As your plants mature and you notice that the leaves are turning yellow, you can give them a boost of organic fertilizer. Fish fertilizer or compost tea works well, though we've rarely had to do this. Otherwise, just let them grow and do their thing.
One trick for growing spinach is not to over water them, as they can pick up funky molds. We let the bed dry out slightly
in-between waterings. However, if you let them dry out too much they could bolt. Here's a good rule of thumb: When the top 1/4" of soil is dry, it's time to water.
When your growing spinach, or most plants in your garden, it's best to water early in the morning if you can. Watering in the middle of a hot day will just evaporate before it does any good. Watering the the evening is better, but it can invite thirsty slugs and bugs overnight. Since they're having a drink, they usually decide to have a snack as well. Don't loose sleep over it, as long as they get watered, just remember that early morning is best practice.
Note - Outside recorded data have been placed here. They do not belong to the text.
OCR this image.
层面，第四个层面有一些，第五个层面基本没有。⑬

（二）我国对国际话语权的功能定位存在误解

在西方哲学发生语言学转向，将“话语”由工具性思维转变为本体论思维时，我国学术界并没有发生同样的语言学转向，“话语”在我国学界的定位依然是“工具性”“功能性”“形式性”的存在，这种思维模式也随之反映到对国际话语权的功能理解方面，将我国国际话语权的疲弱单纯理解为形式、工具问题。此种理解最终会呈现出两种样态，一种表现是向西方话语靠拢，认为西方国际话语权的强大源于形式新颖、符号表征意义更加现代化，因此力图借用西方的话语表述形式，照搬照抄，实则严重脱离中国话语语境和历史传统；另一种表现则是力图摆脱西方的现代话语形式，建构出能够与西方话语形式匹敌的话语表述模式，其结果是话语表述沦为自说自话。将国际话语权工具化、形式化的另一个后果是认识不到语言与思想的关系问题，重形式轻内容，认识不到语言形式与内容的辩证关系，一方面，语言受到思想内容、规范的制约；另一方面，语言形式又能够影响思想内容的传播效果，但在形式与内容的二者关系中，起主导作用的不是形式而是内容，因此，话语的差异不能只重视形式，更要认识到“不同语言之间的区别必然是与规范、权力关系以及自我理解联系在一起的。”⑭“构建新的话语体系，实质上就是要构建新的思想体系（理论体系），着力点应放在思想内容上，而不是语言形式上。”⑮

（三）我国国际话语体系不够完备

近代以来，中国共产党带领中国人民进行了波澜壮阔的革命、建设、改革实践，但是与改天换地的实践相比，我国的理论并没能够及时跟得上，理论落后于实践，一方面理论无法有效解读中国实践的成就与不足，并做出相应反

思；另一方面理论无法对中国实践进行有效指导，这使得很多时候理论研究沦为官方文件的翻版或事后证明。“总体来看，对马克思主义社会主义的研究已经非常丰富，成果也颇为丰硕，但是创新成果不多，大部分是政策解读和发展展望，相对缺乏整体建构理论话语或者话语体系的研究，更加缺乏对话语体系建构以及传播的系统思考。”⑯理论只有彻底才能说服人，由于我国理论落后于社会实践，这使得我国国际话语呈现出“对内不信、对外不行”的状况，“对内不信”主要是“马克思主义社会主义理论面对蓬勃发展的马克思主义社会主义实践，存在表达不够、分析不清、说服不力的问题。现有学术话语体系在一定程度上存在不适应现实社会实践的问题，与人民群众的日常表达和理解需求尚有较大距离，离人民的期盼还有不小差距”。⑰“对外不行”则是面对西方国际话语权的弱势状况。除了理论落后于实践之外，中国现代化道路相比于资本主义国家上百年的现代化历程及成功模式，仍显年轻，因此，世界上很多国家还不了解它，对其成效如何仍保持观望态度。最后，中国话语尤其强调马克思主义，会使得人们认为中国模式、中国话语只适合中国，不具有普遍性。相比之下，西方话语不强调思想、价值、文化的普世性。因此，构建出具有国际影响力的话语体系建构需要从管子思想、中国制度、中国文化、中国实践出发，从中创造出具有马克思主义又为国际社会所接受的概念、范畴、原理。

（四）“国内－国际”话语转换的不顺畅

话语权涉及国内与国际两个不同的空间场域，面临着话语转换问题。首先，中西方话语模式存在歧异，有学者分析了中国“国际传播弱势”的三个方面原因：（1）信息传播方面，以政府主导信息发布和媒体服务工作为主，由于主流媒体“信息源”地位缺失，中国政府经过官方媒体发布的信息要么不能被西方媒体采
Like I said before, if your kids won't eat spinach from the store, have them try spinach from the garden - you might be surprised!
When the leaves look big and tasty, you can cut the plant about an inch above the soil with a sharp, clean knife. Give it a good rinse and off to the kitchen you go with your fresh organic home grown spinach! Here's the best part, after harvested sometimes it will re-sprout for a second crop!
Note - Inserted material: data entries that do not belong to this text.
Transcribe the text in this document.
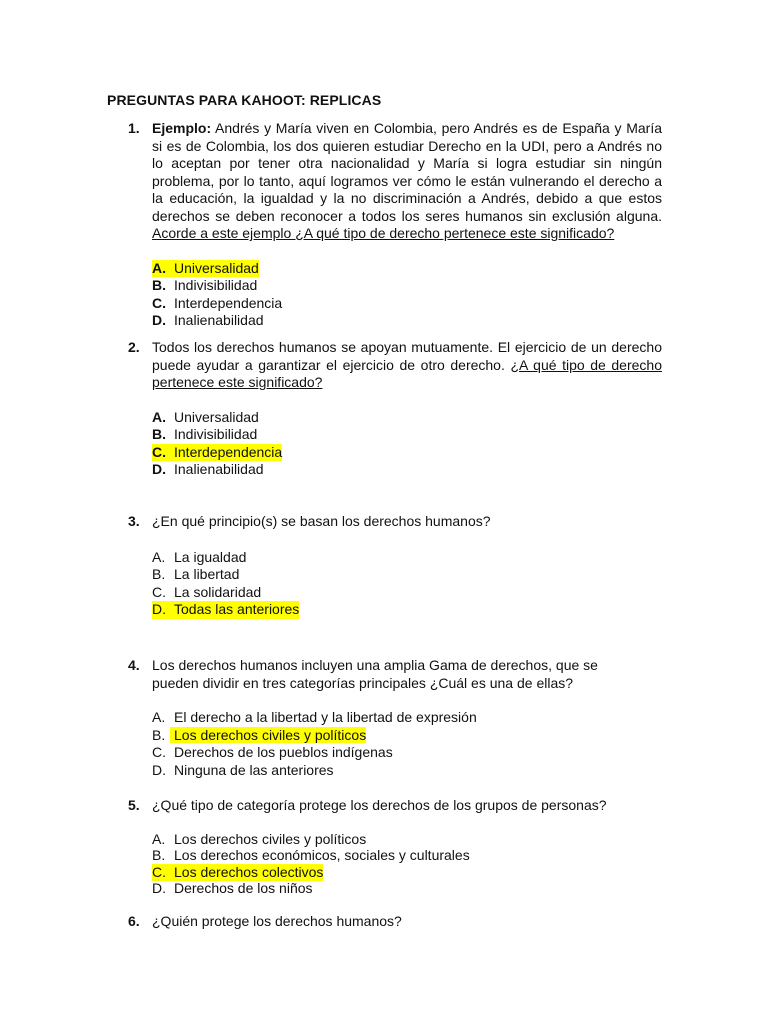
PREGUNTAS PARA KAHOOT: REPLICAS
1. Ejemplo: Andrés y María viven en Colombia, pero Andrés es de España y María si es de Colombia, los dos quieren estudiar Derecho en la UDI, pero a Andrés no lo aceptan por tener otra nacionalidad y María si logra estudiar sin ningún problema, por lo tanto, aquí logramos ver cómo le están vulnerando el derecho a la educación, la igualdad y la no discriminación a Andrés, debido a que estos derechos se deben reconocer a todos los seres humanos sin exclusión alguna. Acorde a este ejemplo ¿A qué tipo de derecho pertenece este significado?
A. Universalidad
B. Indivisibilidad
C. Interdependencia
D. Inalienabilidad
2. Todos los derechos humanos se apoyan mutuamente. El ejercicio de un derecho puede ayudar a garantizar el ejercicio de otro derecho. ¿A qué tipo de derecho pertenece este significado?
A. Universalidad
B. Indivisibilidad
C. Interdependencia
D. Inalienabilidad
3. ¿En qué principio(s) se basan los derechos humanos?
A. La igualdad
B. La libertad
C. La solidaridad
D. Todas las anteriores
4. Los derechos humanos incluyen una amplia Gama de derechos, que se pueden dividir en tres categorías principales ¿Cuál es una de ellas?
A. El derecho a la libertad y la libertad de expresión
B. Los derechos civiles y políticos
C. Derechos de los pueblos indígenas
D. Ninguna de las anteriores
5. ¿Qué tipo de categoría protege los derechos de los grupos de personas?
A. Los derechos civiles y políticos
B. Los derechos económicos, sociales y culturales
C. Los derechos colectivos
D. Derechos de los niños
6. ¿Quién protege los derechos humanos?
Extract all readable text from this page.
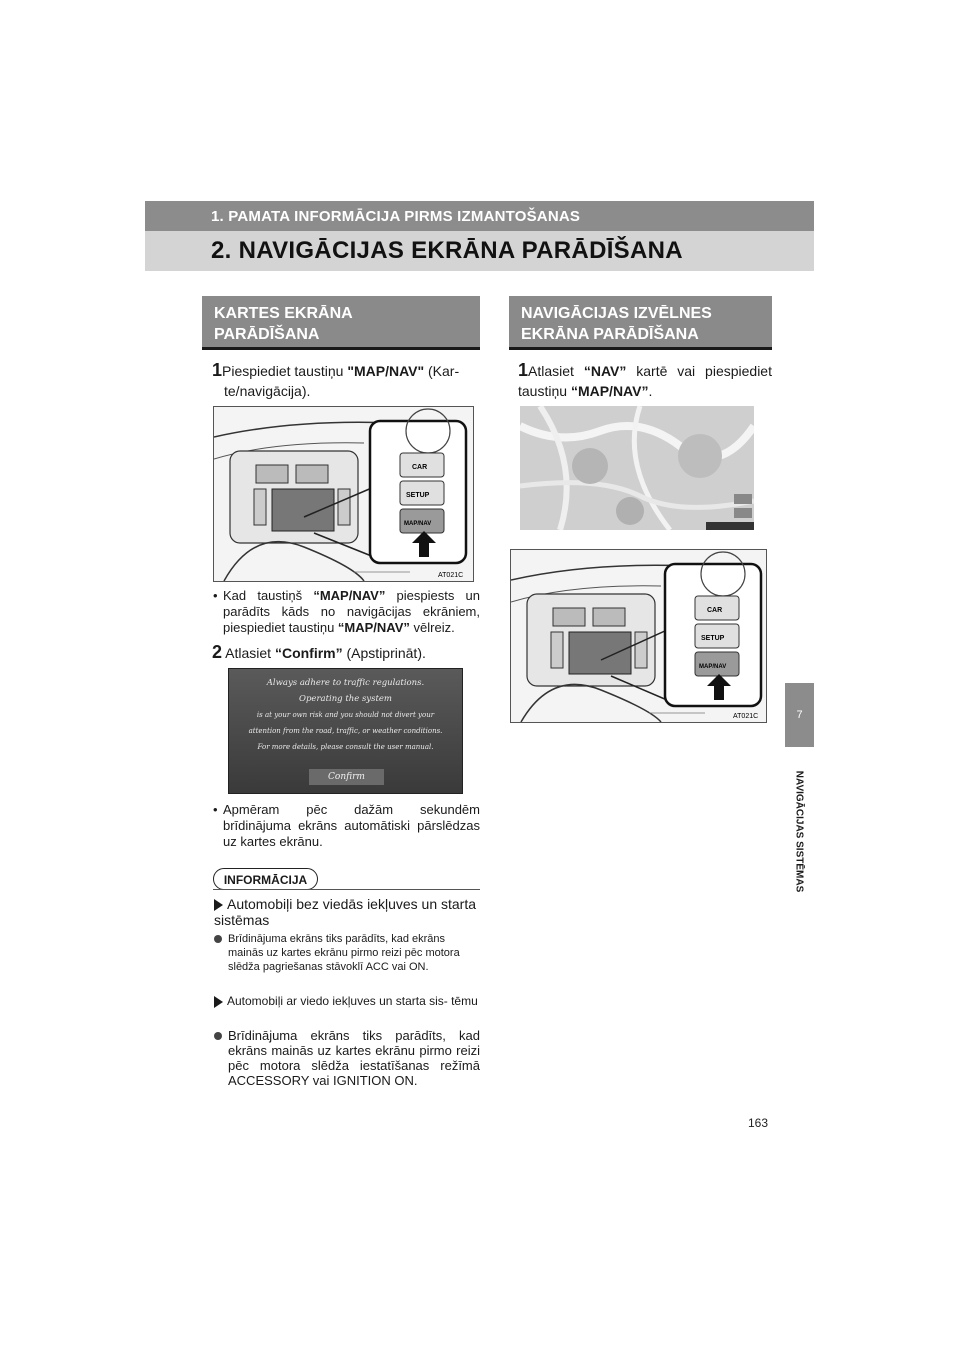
1. PAMATA INFORMĀCIJA PIRMS IZMANTOŠANAS
2. NAVIGĀCIJAS EKRĀNA PARĀDĪŠANA
KARTES EKRĀNA
PARĀDĪŠANA
1Piespiediet taustiņu "MAP/NAV" (Kar-
te/navigācija).
CAR
SETUP
MAP/NAV
AT021C
• Kad taustiņš “MAP/NAV” piespiests un parādīts kāds no navigācijas ekrāniem, piespiediet taustiņu “MAP/NAV” vēlreiz.
2 Atlasiet “Confirm” (Apstiprināt).
Always adhere to traffic regulations.
Operating the system
is at your own risk and you should not divert your
attention from the road, traffic, or weather conditions.
For more details, please consult the user manual.
Confirm
• Apmēram pēc dažām sekundēm brīdinājuma ekrāns automātiski pārslēdzas uz kartes ekrānu.
INFORMĀCIJA
Automobiļi bez viedās iekļuves un starta sistēmas
Brīdinājuma ekrāns tiks parādīts, kad ekrāns mainās uz kartes ekrānu pirmo reizi pēc motora slēdža pagriešanas stāvoklī ACC vai ON.
Automobiļi ar viedo iekļuves un starta sis- tēmu
Brīdinājuma ekrāns tiks parādīts, kad ekrāns mainās uz kartes ekrānu pirmo reizi pēc motora slēdža iestatīšanas režīmā ACCESSORY vai IGNITION ON.
NAVIGĀCIJAS IZVĒLNES
EKRĀNA PARĀDĪŠANA
1Atlasiet “NAV” kartē vai piespiediet taustiņu “MAP/NAV”.
CAR
SETUP
MAP/NAV
AT021C	7
NAVIGĀCIJAS SISTĒMAS
163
Of course, if everything went well and you planted enough, you won't want a second crop as you'll be growing spinach out of your ears!
Symphylans, Aphids, Flea Beetles, Slugs (Aaack!)
Downy mildew, White Rust, Leaf Spot
Spinach grows well with strawberries, believe it or not.
Bloomsdale, America, Olympia, Tyee, Slow Bolt
Tips For Growing Spinach
Too much Nitrogen can give the leaves a funny taste, so only fertilize when absolutely necessary.